With payroll being most organizations’ largest expense, businesses with tight compensation budgets may reduce the amount of scheduled working hours or resort to layoffs when faced with increased labor costs, curtailing job growth. Larger employers may choose to automate some positions. All of this can cause major morale problems within the organization which may affect their customers.

But what if instead layoffs or automating human duties, we automate the processes that enable people to work smarter and more efficiently in order to cover more ground in fewer steps.

3. Get Productive

Employers affected by wage increases don’t have to balloon their prices or layoff valuable employees to in an expanding economy. Identifying opportunities to improve efficiency and productivity will allow businesses to maintain a strong value proposition, which will help them keep a competitive advantage in their space.

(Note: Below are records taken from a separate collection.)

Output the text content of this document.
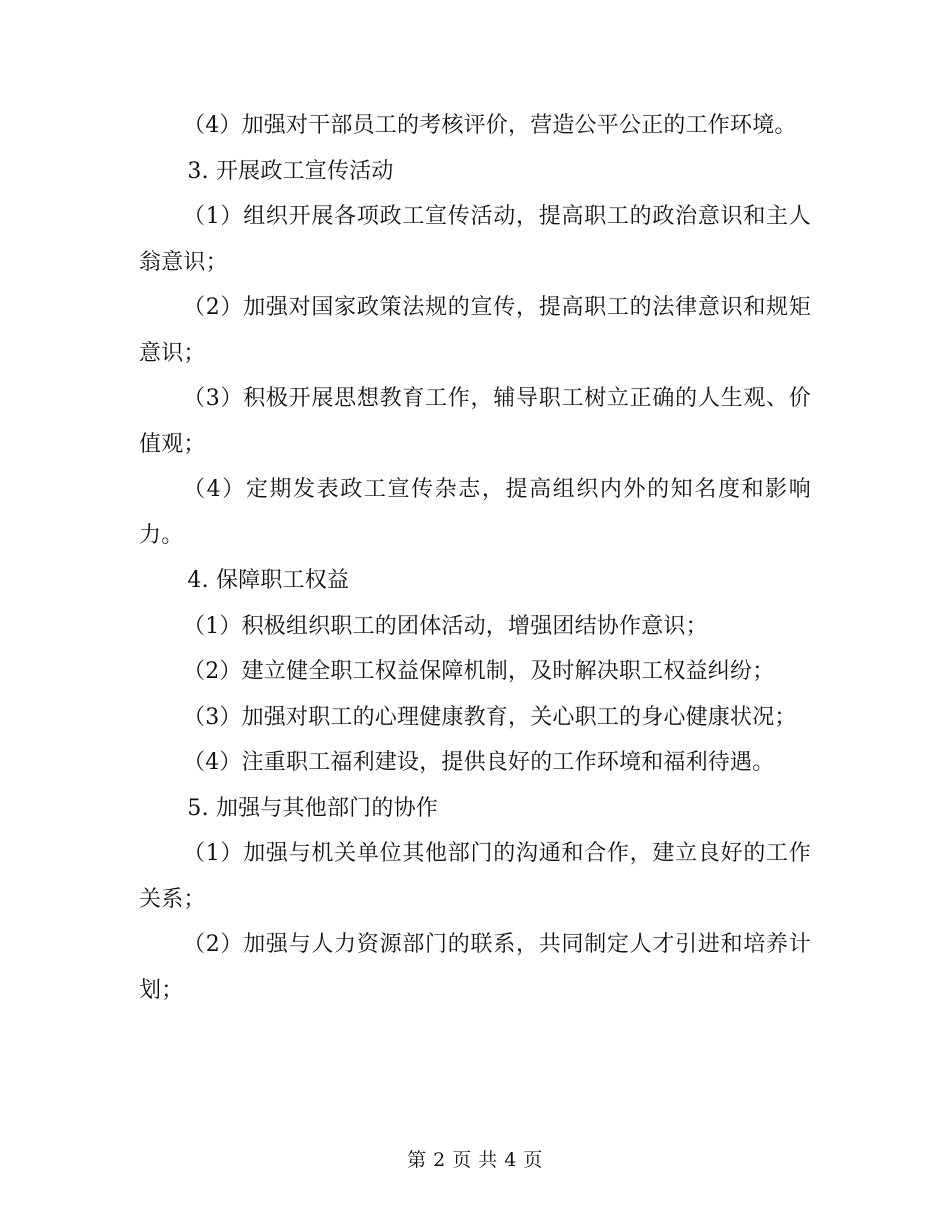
（4）加强对干部员工的考核评价，营造公平公正的工作环境。

3. 开展政工宣传活动

（1）组织开展各项政工宣传活动，提高职工的政治意识和主人翁意识；

（2）加强对国家政策法规的宣传，提高职工的法律意识和规矩意识；

（3）积极开展思想教育工作，辅导职工树立正确的人生观、价值观；

（4）定期发表政工宣传杂志，提高组织内外的知名度和影响力。

4. 保障职工权益

（1）积极组织职工的团体活动，增强团结协作意识；

（2）建立健全职工权益保障机制，及时解决职工权益纠纷；

（3）加强对职工的心理健康教育，关心职工的身心健康状况；

（4）注重职工福利建设，提供良好的工作环境和福利待遇。

5. 加强与其他部门的协作

（1）加强与机关单位其他部门的沟通和合作，建立良好的工作关系；

（2）加强与人力资源部门的联系，共同制定人才引进和培养计划；

第 2 页 共 4 页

Before committing to any measures that could ultimately degrade your brand’s reputation and value, consider these 3 strategies to improving productivity:

· Cross-train staff

In other words, get flexible with your employee roles and responsibilities. Cross-training offers employees the opportunity for growth by widening their professional skillset. As staffers, you are best equipped at finding talent that has the skill-set that can thrive in that environment.

Internally, a staffing company can benefit by crossing training non-revenue producing talent into the now vital recruiting and customer relationship role. There are funding companies, like my employer, that can fund increases in headcount. We also allow staffers to outsource non-revenue generating functions like payroll, billing, taxes collections and technology so the internal staff CAN focus sales, recruitment and customer retention.

· Calculate and anticipate customer demand

Knowing exactly how much talent you need at any given point in time is fundamental to reducing unnecessary overtime, prevent overstaffing, and keeping employees engaged—all factors that can help keep payroll costs down. If you want to protect your bottom line while increasing wages, staffers can assist there customers with labor forecasting.

· Offer shorter shifts at a premium

This strategy is all about aligning employee worktime with required workload.


For example, Vandelay Industries needs a team of 20 to work 8 hours Monday – Thursday, but only has enough work for 6 hours on Friday. Using a staffing company makes great sense in this situation. A strategy that can be used is instead of paying each employee a full 8 hours at a bill rate of $21.75 per hour ($174.00/emp.) on Friday, the staffer reduces the billable hours to 6 with a premium pay/bill rate of $3 more or $26.10 ($156.60/emp.).

Day’s Savings: $348

Their bottom line will improve and so will yours

The above example shows how your customer tangibly saves money – but by giving the customer some flexibly (less hours worked in exchange for a hire pay/bill rate), your company makes more money even at the same mark-up.

Example: Let’s say 20% of the bill rate represents the staffing company’s gross profit. When translated to dollar terms, the staffing company makes $.87 per hour more at a bill rate of $26.10.

Increased Day’s Profit: $104.40

Staffers - The Best Solution

An experienced staffer should be viewed as a solutions expert instead of someone that simply “schleps temps”.

By approaching your customers with a tailored solution that will ultimately make them more productive, provide structure and flexibility with staffing levels. It will change the way they view your service. They will no longer view the service you provide as a commodity but a true consultative partner. And that will translate into a stronger and profitable relationship for both parties.